Pratiques innovantes
21/10/2021

Crise : les bonnes pratiques pour s’en sortir

Un dysfonctionnement dans un service de l’hôpital provoqué par un événement externe, de type incendie d’un bâtiment, ou interne telle une contamination d'isolateur dans une unité de préparation des cytotoxiques avec un impact direct ou indirect sur la PUI, requiert une réponse sensiblement semblable. Qu’importe la cause de ce genre de dérèglement, la réaction utile obéit à un protocole type.

« Quelle que soit son origine, une crise se caractérise par l’interruption d’une situation normale et par le fait qu’elle ne se prévoit pas, décrypte Ziad Touat, chef de projet au sein du cabinet Crisotech. Elle casse la routine et bloque les acteurs dans l’exercice de leurs fonctions habituelles. C’est pourquoi, elle génère initialement un phénomène de sidération. Inconsciemment, notre psyché va s’opposer à la crise dans la mesure où elle ne l’accepte pas. On ne veut pas croire qu’elle ait pu arriver d’autant que ce n’est évidemment jamais le bon moment pour cela et que l’on n’a, en général, pas le temps d’y être confronté. Il s’agit d’une problématique impromptue. »

Mettre en place une réponse adaptée

Dans tous les cas, une crise nécessite la mise en place d’une réponse adaptée. Ce sont précisément cette adaptabilité et la compréhension de la situation au regard de l’engrenage complet constitué par toutes les parties prenantes qui permettent de la gérer de manière optimale. Ce qui, en creux, signifie que toute crise permet d’apprendre à en appréhender d’autres. « Pour être gérée, une crise requiert donc d’être acceptée en tant que telle afin, précisément, de limiter le plus possible ce temps de sidération », explique Ziad Touat.
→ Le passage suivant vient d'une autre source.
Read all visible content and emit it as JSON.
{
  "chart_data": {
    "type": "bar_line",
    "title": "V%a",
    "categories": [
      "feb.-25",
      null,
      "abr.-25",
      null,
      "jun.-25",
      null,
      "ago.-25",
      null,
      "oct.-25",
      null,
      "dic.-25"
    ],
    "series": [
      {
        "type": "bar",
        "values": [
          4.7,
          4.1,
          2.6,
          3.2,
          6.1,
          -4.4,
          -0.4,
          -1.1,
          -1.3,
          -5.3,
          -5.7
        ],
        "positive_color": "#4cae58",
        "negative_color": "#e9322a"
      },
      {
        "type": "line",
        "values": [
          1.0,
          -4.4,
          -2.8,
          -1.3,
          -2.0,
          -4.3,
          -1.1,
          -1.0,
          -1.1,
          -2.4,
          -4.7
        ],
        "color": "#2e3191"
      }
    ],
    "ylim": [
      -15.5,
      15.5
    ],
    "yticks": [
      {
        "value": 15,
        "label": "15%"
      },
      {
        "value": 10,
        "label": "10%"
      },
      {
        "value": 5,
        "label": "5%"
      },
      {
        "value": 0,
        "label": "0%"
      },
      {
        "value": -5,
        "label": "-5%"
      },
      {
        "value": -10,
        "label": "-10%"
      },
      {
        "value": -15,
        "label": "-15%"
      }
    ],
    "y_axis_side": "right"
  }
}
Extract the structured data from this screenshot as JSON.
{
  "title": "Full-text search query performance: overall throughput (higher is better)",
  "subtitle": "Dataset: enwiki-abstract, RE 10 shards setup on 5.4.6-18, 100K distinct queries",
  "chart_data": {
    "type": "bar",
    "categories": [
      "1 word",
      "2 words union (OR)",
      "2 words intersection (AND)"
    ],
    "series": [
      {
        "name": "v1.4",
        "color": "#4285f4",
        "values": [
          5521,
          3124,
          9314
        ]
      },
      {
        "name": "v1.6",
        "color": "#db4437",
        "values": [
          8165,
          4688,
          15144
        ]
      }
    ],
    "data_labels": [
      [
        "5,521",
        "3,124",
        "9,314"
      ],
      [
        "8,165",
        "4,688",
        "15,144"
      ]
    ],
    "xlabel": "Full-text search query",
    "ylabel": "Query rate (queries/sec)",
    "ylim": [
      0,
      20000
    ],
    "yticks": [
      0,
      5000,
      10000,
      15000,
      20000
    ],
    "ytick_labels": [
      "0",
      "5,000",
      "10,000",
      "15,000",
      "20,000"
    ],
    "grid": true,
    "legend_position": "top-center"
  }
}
Par ailleurs, l’entraînement est le seul moyen de savoir comment mobiliser son équipe pour faire face de manière efficace à ce genre de configuration par essence exceptionnelle.

Appliquer une check list

Pour limiter l’effet de la sidération, le recours à une check-list est recommandé. Elle comprend des préconisations simples pour, en quelque sorte, se réinitialiser sur le plan cérébral et retrouver la plénitude de ses capacités cognitives. Et ce, en préparant les bons outils et en mobilisant les bonnes personnes.

Constituer une cellule de crise

Il convient, tout d’abord, de constituer une cellule de crise qui regroupe les personnes compétentes pour gérer la crise. Il n’y a pas de panel imposé en ce qui concerne sa composition. En revanche, dans l’idéal, celle-ci doit être déjà connue et avoir été arrêtée dans le cadre d’exercices de simulation effectués en amont. En cas de survenue de crise, il suffit alors de convoquer les personnes concernées et préalablement désignées ainsi que leurs suppléants éventuels. Chacun se voit affecter une mission précise : alimenter et actualiser la main courante, gérer la logistique, etc. 

La configuration de la cellule est fonction de l’ampleur du dysfonctionnement à corriger et des compétences requises selon l’évolution de ce dernier. Elle est susceptible d’évoluer. Il est, par exemple, possible d’y convoquer des expertises successives selon les besoins. La clef demeure l’anticipation de ce qu’il est susceptible de se passer et des effets des décisions prises.

Cette cellule a notamment vocation à transformer les informations reçues de toutes parts en informations utiles pour mieux comprendre ce qu’il se passe, clarifier les perceptions et faire les choix les plus appropriés. Le but est de ne pas être saturé par des suppositions mais de s’en tenir à des faits avérés qui fondent la réponse. Il est en effet essentiel que le décideur ne soit pas lui-même pollué par l’information, qui en temps de crise, peut facilement se transformer en infobésité. Ce qui commande à la fois de prendre un minimum de recul et de bien sourcer l’information.

Tenir une main courante

Autre recommandation : suivre le déroulement de la crise en consignant en détails, sous forme de main courante, les divers événements qui la rythment. Lesquels ne sont pas neutres dans la mesure où ils sont susceptibles d’avoir un impact en termes de responsabilité judiciaire, tant civile et pénale, a fortiori en milieu hospitalier et en cas d’effets délétères sur les patients. Il est donc important de conserver une trace des décisions qui ont été prises au regard des faits qui se sont produits. Selon le temps que dure la crise, cette retranscription peut être effectuée sur papier ou de manière informatisée, notamment quand plusieurs personnes se relaient pour solutionner le dysfonctionnement.

Le retour à la normale

La finalité de la démarche est le retour à la normale après avoir pris les décisions qui s’imposaient avec les ressources idoines. « Le piège est d’attendre que la situation se décante suffisamment pour agir », avertit Ziad Touat. C’est pour cela que les personnes qui composent la cellule de crise doivent avoir un niveau de responsabilité suffisamment élevé afin d’être légitimes pour prendre, en temps et en heure, les mesures qui s’imposent, quitte, ensuite, à les faire évoluer. Selon les circonstances et le périmètre d’action du décideur, elles peuvent être actées de manière collégiale ou pas. « Le but est de savoir changer d’avis et de continuer à apprendre, l’écueil à éviter étant de rester borné à une décision », insiste Ziad Touat.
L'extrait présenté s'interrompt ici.